Thursday, June 28, 2012

Yesterday's Romney Rally In Northern Virginia

Mr. AOW and I attended the event yesterday afternoon at EIT in Sterling, Virginia.

If you look very closely around time marker :52, you can see me standing at the table in the left-rear background and buying some anti-Obama buttons. There is a tall young man wearing a red skullcap behind me and crossing from side to side.


Romney made several excellent statements, many of which all of us have heard before. However, there was no "magic in the air."

I can also think of three things that could have been done to make the rally more effective; after all, I've produced a lot of pageants during my 40 years of teaching.

Flaws:

(1) Should have been playing different music during the waiting time and to preface Romney's "grand entrance." The music was mostly songs from The Supremes.  Strange choice, and I'm not sure how that music was supposed to relate to Romney's campaign.

(2) Seating arrangements were pathetic! My husband, a disabled veteran, and others who were less disabled or unable to stand for two hours, had to sit in the back of the room right in front of the raised press platform. No way could anyone sitting at the back of the room see a thing on the stage!

(3) I realize that the turnout was much greater than expected. Still, those assisting with the crowd were not well prepared and didn't really know what to do.  Very poorly coached!  In fact, we got all the way through security up close to the entrance in the back of the facility when, lo and behold, a flight of steps loomed before us! How could these people working for a Presidential candidate's campaign have allowed Mr. AOW, a man confined to a wheelchair, to have waited so long in a snaking line and to have gotten so far in the admissions process and not automatically have rerouted him to the front entrance where the handicapped were supposed to enter? None of the assistants running around in that big parking lot and supposedly directing the crowd knew what to do with regard to getting my husband inside, nor could they find someone who did know.  They did manage to distribute a few bottles of water.  That's about it.

(4) We had few offers for help with the wheelchair, particularly from those working the campaign stop.  The man of the most help to us was a Vietnam veteran behind us in the line.  He was going to carry Mr.

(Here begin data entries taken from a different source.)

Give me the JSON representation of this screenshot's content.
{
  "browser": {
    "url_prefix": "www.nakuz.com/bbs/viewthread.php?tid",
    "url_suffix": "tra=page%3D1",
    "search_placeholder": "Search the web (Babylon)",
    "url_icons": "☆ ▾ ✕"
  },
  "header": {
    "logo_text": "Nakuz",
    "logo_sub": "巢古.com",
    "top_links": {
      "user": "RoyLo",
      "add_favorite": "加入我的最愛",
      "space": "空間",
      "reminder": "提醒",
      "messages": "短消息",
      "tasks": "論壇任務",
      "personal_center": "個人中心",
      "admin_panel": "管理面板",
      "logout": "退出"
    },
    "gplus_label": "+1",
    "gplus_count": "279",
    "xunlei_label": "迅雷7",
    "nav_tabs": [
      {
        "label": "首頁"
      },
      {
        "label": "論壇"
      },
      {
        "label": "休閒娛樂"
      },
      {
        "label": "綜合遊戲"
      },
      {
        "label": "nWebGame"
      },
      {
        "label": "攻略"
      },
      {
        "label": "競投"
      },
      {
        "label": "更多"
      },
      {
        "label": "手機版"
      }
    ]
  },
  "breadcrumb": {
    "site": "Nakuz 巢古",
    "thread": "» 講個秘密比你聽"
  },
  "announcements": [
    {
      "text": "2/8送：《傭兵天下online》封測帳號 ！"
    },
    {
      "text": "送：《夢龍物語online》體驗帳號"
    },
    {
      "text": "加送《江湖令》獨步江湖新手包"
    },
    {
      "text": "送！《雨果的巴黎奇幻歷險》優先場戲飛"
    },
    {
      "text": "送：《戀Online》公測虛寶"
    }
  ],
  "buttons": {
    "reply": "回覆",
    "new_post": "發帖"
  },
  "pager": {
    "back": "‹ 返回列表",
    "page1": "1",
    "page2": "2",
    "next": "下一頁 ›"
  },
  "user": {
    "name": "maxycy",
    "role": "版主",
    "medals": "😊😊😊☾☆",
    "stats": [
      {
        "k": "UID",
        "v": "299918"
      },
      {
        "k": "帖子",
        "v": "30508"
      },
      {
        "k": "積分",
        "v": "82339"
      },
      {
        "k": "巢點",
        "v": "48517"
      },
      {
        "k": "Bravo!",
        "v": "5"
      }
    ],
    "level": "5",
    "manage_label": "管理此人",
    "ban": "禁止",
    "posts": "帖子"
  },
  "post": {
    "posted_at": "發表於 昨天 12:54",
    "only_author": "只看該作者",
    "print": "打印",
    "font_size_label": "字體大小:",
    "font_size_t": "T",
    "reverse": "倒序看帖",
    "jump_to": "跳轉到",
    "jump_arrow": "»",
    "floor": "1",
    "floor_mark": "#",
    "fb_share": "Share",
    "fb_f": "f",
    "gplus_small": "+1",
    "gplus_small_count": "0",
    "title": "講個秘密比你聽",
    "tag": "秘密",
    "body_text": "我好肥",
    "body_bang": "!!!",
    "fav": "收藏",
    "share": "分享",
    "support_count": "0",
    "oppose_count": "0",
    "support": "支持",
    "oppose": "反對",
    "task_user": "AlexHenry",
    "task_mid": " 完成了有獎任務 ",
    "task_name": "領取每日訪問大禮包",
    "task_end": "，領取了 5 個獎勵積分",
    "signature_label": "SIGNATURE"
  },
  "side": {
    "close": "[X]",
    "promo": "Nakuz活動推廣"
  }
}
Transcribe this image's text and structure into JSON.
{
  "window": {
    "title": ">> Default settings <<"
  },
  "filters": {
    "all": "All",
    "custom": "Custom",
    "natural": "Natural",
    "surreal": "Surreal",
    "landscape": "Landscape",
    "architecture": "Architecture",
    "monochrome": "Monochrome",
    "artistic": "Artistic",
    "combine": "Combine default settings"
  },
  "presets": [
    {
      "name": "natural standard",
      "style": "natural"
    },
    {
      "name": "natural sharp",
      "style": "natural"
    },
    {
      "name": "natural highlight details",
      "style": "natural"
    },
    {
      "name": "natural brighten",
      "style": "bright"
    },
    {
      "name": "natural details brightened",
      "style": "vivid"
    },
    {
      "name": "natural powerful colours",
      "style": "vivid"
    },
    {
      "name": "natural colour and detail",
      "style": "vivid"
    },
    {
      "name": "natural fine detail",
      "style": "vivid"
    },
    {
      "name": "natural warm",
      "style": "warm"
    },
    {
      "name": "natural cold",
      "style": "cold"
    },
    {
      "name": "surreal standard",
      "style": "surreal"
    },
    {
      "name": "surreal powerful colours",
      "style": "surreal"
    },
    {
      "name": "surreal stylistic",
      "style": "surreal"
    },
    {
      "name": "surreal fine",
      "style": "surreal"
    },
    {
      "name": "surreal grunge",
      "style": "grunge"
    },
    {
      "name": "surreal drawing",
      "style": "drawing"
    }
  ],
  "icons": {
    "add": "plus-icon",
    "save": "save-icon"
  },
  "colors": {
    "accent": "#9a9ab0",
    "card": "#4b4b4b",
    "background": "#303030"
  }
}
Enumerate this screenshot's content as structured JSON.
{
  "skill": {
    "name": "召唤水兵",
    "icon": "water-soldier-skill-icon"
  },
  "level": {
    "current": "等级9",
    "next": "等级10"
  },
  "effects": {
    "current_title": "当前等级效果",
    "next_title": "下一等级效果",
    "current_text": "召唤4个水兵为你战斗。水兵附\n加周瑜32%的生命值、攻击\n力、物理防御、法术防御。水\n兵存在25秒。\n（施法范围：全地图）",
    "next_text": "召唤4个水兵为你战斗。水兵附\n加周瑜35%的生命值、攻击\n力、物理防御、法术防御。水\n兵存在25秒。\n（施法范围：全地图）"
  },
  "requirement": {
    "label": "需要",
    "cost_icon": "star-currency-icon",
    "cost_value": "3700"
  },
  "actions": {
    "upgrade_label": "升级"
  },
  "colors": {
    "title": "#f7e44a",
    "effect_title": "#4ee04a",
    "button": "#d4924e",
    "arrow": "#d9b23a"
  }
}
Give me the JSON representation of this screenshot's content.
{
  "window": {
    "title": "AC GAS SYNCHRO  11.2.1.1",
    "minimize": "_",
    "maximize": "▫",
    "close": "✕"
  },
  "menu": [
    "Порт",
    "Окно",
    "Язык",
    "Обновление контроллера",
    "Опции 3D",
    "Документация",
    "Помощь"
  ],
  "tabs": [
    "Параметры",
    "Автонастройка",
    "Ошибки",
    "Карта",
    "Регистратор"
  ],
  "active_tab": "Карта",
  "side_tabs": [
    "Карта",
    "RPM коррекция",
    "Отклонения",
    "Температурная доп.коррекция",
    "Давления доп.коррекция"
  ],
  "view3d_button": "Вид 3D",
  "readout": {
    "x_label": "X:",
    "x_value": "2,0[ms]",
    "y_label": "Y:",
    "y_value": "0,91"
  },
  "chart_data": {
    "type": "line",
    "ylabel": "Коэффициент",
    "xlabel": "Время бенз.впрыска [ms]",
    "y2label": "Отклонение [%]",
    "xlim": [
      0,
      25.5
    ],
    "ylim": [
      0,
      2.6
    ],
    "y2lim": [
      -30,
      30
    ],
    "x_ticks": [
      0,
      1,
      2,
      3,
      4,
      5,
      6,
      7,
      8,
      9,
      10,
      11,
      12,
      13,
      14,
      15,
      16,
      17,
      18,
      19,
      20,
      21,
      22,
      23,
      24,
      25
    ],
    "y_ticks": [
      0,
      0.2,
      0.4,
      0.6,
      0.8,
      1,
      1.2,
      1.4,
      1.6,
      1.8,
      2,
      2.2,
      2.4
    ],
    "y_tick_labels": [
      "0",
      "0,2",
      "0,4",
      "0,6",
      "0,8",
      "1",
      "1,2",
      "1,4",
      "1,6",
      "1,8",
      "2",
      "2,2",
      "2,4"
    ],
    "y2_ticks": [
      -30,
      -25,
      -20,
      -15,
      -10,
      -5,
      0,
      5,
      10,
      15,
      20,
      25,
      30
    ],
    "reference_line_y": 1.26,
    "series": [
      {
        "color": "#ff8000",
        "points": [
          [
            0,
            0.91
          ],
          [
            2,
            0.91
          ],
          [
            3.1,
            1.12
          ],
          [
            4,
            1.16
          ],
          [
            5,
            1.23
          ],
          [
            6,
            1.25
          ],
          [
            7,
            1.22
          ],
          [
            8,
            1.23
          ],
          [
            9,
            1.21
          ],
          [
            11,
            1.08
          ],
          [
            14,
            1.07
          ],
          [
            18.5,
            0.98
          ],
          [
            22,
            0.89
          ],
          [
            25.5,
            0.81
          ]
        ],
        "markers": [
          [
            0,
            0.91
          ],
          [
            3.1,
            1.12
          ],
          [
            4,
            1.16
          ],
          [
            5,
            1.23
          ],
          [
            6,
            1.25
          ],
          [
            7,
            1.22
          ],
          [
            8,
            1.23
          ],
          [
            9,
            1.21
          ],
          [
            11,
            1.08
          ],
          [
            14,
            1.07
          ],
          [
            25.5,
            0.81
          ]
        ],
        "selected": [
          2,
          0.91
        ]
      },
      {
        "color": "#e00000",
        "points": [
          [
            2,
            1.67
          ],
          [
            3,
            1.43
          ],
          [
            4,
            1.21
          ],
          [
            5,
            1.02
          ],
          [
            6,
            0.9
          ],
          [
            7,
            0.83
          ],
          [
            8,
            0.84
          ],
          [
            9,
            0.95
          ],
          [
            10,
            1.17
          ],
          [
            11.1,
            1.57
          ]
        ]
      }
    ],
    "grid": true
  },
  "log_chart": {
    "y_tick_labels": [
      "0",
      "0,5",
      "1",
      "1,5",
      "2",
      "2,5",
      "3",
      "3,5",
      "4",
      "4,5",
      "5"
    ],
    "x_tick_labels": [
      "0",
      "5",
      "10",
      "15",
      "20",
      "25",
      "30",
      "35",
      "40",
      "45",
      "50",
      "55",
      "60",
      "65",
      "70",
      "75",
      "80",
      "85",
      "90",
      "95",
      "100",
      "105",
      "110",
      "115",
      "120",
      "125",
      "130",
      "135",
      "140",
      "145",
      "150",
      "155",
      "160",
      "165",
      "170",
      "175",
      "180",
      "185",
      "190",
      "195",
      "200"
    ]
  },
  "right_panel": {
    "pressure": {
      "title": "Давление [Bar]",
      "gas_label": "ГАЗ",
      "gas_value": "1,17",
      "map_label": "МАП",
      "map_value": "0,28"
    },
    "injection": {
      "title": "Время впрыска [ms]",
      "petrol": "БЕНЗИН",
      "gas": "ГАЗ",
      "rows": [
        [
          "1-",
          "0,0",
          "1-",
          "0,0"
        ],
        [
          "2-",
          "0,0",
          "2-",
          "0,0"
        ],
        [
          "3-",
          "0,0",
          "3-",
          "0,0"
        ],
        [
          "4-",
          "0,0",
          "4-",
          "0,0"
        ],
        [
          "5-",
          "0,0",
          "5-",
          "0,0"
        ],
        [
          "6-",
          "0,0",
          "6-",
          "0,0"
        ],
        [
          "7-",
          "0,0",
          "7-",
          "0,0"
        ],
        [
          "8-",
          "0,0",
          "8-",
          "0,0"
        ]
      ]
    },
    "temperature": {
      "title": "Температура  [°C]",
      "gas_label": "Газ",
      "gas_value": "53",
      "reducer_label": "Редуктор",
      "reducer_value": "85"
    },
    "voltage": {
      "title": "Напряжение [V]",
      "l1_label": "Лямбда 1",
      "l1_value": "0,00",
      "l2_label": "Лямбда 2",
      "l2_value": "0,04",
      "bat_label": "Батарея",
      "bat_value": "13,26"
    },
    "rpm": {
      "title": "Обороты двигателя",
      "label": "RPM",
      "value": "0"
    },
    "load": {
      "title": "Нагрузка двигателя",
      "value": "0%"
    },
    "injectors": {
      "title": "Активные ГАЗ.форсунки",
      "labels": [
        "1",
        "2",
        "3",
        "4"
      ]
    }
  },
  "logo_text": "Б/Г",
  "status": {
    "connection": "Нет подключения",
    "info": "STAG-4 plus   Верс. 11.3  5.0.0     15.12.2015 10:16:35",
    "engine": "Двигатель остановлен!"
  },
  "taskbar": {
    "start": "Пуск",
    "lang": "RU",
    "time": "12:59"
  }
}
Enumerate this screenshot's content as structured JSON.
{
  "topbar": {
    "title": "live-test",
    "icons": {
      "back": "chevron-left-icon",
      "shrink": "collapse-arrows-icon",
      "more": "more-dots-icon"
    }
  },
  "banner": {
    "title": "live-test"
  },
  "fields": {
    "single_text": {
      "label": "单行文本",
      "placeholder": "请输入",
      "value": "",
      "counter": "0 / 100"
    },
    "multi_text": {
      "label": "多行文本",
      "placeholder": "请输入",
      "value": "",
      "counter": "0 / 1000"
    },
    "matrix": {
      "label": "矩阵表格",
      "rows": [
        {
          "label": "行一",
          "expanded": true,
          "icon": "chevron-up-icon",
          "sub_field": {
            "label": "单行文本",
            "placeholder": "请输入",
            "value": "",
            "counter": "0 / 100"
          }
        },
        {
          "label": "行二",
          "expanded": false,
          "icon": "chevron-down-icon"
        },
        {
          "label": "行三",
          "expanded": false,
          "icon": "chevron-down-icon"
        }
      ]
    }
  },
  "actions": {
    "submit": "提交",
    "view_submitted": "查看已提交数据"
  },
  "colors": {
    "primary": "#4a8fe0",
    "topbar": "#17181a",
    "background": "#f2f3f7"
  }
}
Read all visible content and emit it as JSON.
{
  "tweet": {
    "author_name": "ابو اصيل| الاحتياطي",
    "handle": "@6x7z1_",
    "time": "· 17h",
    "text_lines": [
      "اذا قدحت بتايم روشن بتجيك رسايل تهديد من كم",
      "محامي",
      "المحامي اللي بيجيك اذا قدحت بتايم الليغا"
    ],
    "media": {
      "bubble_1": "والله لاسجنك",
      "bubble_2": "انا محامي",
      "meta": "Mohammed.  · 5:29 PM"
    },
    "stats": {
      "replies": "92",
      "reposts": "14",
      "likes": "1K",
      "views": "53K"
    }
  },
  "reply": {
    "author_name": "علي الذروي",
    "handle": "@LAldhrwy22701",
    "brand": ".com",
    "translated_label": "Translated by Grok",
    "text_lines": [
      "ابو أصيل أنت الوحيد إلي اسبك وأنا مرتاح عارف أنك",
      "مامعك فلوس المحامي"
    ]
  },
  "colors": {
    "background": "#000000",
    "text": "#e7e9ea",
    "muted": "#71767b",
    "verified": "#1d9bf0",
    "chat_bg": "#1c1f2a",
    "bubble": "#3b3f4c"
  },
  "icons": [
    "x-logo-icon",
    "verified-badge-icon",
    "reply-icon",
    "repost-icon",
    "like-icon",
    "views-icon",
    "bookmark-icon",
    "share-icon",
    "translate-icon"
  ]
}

AOW up that flight of stairs.  Finally, the Secret Service intervened, and one of the agents pushed him around to the front entrance.

(5) Should have begun the program with the Pledge of Allegiance.

Clearly, Romney needs a better production manager for his campaign tours!

Some of the best moments at this event came afterwards when, FINALLY, one of the Romney workers offered to bring Mr. AOW outside for me to the side parking lot....

I went to get the car, parked quite far away (The Romney bus had blocked all the handicapped parking spaces!) and made a stop at the table that I mentioned at the beginning of this post.

While at the table I struck up a conversation with the young man in the skull cap ("B). Fascinating conversation with such a polite and considerate young man!

He hasn't yet decided for whom to vote and is doing his own research.

I know that "B" and I do not have much in common with regard to politics. He's on the Left and, as all know here, I'm on the Right.

But, hey, that's okay.

B is not a lemming; that is, he doesn't vote along party lines.

I continued the conversation as long as I could before going to fetch Mr. AOW. I wish that B and I could have spoken longer.